Fast and Provably Good Seedings for k-Means

Authors: Olivier Bachem, Mario Lucic, Hamed Hassani, Andreas Krause

NeurIPS 2016 | Conference PDF | Archive PDF | Plain Text | LLM Run Details

Reproducibility Variable Result LLM Response
Research Type Experimental We validate our theoretical results in extensive experiments on a variety of real-world data sets.
Researcher Affiliation Academia Olivier Bachem Department of Computer Science ETH Zurich olivier.bachem@inf.ethz.ch Mario Lucic Department of Computer Science ETH Zurich lucic@inf.ethz.ch S. Hamed Hassani Department of Computer Science ETH Zurich hamed@inf.ethz.ch Andreas Krause Department of Computer Science ETH Zurich krausea@ethz.ch
Pseudocode Yes Algorithm 1 ASSUMPTION-FREE K-MC2(AFK-MC2)
Open Source Code Yes An implementation of ASSUMPTION-FREE K-MC2 has been released at http://olivierbachem.ch.

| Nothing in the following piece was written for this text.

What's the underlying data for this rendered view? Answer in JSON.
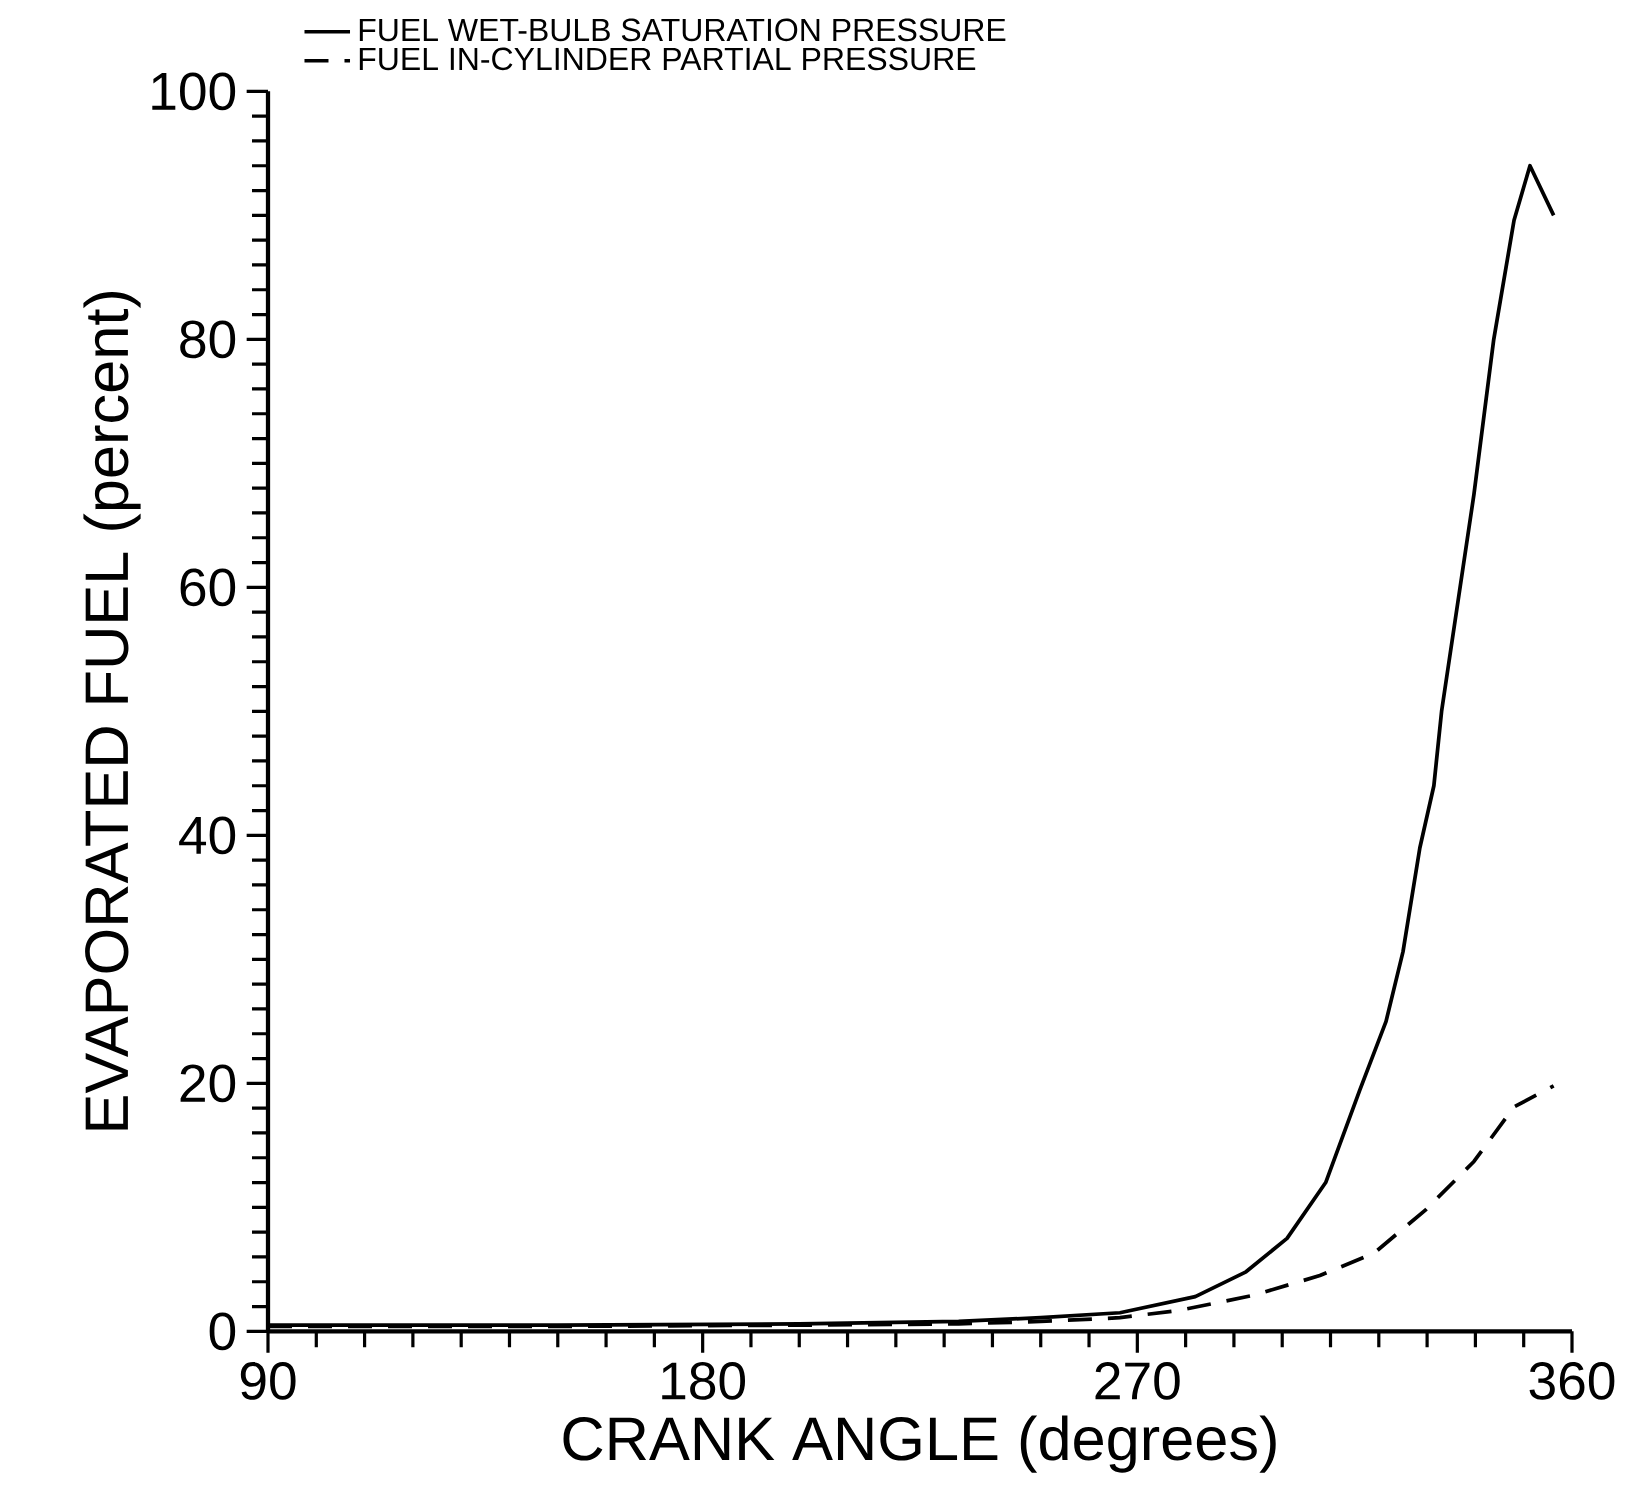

Open Datasets Yes Table 1: Data sets used in experimental evaluation CSN (EARTHQUAKES) KDD (PROTEIN HOMOLOGY) RNA (RNA SEQUENCES) SONG (MUSIC SONGS) SUSY (SUPERSYM. PARTICLES) WEB (WEB USERS)
Dataset Splits No The paper mentions 'retain 250,000 data points as the holdout set for the evaluation' for some datasets, which implies a test/validation set, but it does not provide explicit train/validation/test splits with percentages or full details for all datasets used.

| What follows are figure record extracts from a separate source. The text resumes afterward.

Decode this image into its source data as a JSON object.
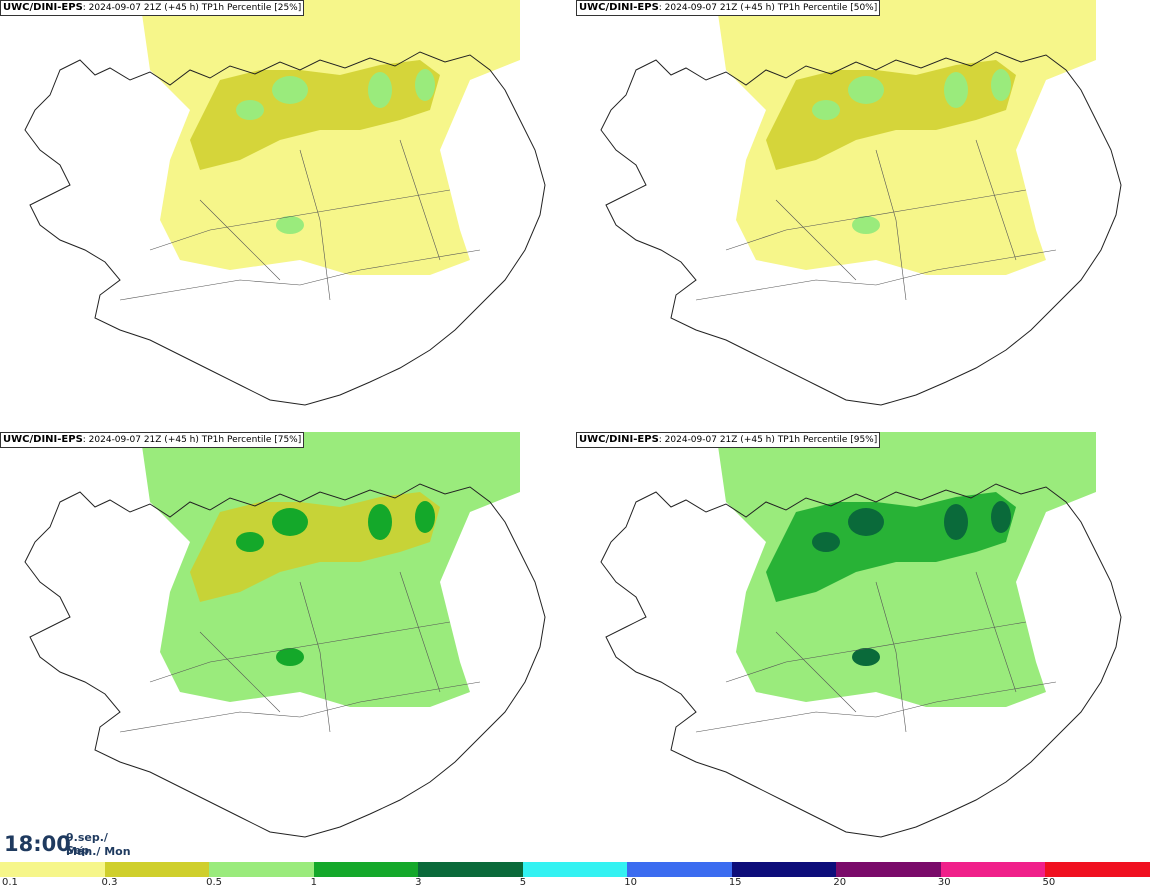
{
  "panels": [
    {
      "model": "UWC/DINI-EPS",
      "info": ": 2024-09-07 21Z (+45 h) TP1h Percentile [25%]",
      "fill": "#f6f68a",
      "mid": "#cfcf2c",
      "dark": "#9aeb7c"
    },
    {
      "model": "UWC/DINI-EPS",
      "info": ": 2024-09-07 21Z (+45 h) TP1h Percentile [50%]",
      "fill": "#f6f68a",
      "mid": "#cfcf2c",
      "dark": "#9aeb7c"
    },
    {
      "model": "UWC/DINI-EPS",
      "info": ": 2024-09-07 21Z (+45 h) TP1h Percentile [75%]",
      "fill": "#9aeb7c",
      "mid": "#cfcf2c",
      "dark": "#14a82a"
    },
    {
      "model": "UWC/DINI-EPS",
      "info": ": 2024-09-07 21Z (+45 h) TP1h Percentile [95%]",
      "fill": "#9aeb7c",
      "mid": "#14a82a",
      "dark": "#0a6a3a"
    }
  ],
  "valid_time": {
    "time": "18:00",
    "date_line1": "9.sep./ Sep",
    "date_line2": "Mán./ Mon"
  },
  "legend": {
    "colors": [
      "#f6f68a",
      "#cfcf2c",
      "#9aeb7c",
      "#14a82a",
      "#0a6a3a",
      "#33f2f2",
      "#3b6cf0",
      "#0d0d7a",
      "#7a0a6a",
      "#f0208a",
      "#f01020"
    ],
    "labels": [
      "0.1",
      "0.3",
      "0.5",
      "1",
      "3",
      "5",
      "10",
      "15",
      "20",
      "30",
      "50"
    ]
  }
}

Hardware Specification No The paper does not provide specific details about the hardware used for running experiments (e.g., GPU/CPU models, memory specifications).

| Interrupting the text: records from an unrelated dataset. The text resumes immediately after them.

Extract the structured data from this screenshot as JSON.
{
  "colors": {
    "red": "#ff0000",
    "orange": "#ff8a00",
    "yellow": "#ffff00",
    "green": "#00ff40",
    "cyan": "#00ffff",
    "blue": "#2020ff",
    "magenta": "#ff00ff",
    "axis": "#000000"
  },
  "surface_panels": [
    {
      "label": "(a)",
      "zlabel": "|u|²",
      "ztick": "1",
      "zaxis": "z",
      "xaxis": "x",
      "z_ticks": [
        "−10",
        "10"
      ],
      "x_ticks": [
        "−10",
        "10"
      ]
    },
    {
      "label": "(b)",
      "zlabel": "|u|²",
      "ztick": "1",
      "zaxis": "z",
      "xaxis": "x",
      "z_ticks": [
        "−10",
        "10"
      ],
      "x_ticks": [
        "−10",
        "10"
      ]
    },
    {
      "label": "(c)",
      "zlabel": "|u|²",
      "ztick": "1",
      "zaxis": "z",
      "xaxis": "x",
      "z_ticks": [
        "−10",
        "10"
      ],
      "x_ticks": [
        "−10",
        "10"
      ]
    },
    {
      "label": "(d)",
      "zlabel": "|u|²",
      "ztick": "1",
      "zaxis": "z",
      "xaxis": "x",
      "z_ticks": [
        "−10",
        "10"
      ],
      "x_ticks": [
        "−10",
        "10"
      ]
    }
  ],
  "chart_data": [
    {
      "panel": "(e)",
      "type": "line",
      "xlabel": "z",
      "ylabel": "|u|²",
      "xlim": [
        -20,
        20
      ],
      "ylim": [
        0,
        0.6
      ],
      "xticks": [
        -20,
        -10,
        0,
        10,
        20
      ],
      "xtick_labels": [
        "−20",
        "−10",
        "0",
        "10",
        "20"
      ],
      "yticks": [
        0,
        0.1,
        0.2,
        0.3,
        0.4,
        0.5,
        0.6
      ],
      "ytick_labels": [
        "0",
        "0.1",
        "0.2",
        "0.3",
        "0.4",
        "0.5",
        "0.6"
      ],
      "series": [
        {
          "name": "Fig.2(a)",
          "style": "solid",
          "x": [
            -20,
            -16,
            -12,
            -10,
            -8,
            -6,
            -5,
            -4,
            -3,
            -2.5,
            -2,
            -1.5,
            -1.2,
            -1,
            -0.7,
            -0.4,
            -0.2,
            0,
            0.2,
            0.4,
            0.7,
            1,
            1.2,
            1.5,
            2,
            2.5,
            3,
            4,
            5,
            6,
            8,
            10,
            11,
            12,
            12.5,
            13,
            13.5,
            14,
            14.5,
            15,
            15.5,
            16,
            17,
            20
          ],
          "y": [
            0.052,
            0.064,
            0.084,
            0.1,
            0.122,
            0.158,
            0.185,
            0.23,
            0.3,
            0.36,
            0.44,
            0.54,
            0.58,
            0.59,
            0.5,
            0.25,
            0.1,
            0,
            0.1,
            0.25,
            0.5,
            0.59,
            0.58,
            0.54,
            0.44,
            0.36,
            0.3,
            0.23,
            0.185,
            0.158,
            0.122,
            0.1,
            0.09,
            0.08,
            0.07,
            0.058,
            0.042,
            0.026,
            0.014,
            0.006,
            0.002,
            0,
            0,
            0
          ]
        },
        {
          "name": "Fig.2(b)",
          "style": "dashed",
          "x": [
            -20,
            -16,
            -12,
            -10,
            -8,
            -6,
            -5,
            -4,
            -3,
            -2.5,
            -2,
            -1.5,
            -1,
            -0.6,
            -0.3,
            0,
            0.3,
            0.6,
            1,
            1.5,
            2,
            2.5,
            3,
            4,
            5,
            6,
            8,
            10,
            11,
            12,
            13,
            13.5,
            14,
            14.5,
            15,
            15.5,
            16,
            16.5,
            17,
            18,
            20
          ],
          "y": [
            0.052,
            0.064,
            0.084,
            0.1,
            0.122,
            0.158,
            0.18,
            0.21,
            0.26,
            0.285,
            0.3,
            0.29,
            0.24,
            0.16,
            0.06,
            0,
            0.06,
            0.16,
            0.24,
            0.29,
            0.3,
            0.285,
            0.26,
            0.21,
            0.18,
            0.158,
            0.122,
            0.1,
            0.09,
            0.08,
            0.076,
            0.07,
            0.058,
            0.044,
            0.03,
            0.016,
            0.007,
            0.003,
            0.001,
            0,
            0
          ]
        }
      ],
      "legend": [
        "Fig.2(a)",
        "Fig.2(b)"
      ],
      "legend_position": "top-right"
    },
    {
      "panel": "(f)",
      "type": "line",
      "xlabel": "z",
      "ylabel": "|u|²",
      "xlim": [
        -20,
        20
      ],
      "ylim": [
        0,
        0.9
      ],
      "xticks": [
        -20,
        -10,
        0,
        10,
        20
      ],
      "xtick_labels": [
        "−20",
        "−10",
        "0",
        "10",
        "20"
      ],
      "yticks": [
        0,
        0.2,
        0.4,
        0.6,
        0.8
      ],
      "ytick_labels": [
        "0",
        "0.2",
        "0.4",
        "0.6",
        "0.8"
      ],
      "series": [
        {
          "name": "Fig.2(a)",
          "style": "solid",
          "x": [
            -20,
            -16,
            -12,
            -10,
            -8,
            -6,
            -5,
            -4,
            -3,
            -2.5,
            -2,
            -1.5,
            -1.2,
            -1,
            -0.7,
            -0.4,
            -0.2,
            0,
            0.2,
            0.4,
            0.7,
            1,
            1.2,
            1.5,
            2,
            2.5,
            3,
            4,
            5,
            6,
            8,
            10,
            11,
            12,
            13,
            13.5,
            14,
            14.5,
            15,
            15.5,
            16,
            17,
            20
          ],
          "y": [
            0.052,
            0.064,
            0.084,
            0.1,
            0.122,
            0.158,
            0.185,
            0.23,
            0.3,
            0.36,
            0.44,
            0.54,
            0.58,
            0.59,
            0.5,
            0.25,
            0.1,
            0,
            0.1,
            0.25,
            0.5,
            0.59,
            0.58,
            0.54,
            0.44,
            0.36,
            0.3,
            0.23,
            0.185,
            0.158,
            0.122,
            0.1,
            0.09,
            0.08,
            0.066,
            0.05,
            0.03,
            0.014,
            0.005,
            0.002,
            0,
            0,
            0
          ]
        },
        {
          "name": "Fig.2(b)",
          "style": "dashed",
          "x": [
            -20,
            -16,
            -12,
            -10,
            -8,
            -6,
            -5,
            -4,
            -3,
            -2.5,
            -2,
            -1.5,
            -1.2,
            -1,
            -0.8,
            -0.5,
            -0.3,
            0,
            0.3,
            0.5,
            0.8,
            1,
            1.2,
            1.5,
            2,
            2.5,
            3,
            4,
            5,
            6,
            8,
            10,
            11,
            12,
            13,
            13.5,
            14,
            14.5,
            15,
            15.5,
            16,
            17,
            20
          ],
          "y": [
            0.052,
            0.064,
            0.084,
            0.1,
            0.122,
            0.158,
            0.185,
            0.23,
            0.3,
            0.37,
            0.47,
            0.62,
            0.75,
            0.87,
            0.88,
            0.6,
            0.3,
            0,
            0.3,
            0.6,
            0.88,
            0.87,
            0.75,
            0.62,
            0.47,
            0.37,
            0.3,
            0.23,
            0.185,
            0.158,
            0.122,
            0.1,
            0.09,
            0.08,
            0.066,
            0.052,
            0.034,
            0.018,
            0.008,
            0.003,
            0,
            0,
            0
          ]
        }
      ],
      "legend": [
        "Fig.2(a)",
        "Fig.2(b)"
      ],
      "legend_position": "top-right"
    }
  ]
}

Software Dependencies No The paper does not provide specific version numbers for any software dependencies used in the experiments.
Experiment Setup No The paper describes comparing different 'chain lengths m' (e.g., m = {1, 2, 5, 10, 20, 50, 100, 150, 200}), which are parameters of the algorithm. However, it does not explicitly provide other common experimental setup details such as learning rates, batch sizes, optimizers, or other hyperparameters used during the training/refinement process (e.g., Lloyd's algorithm settings).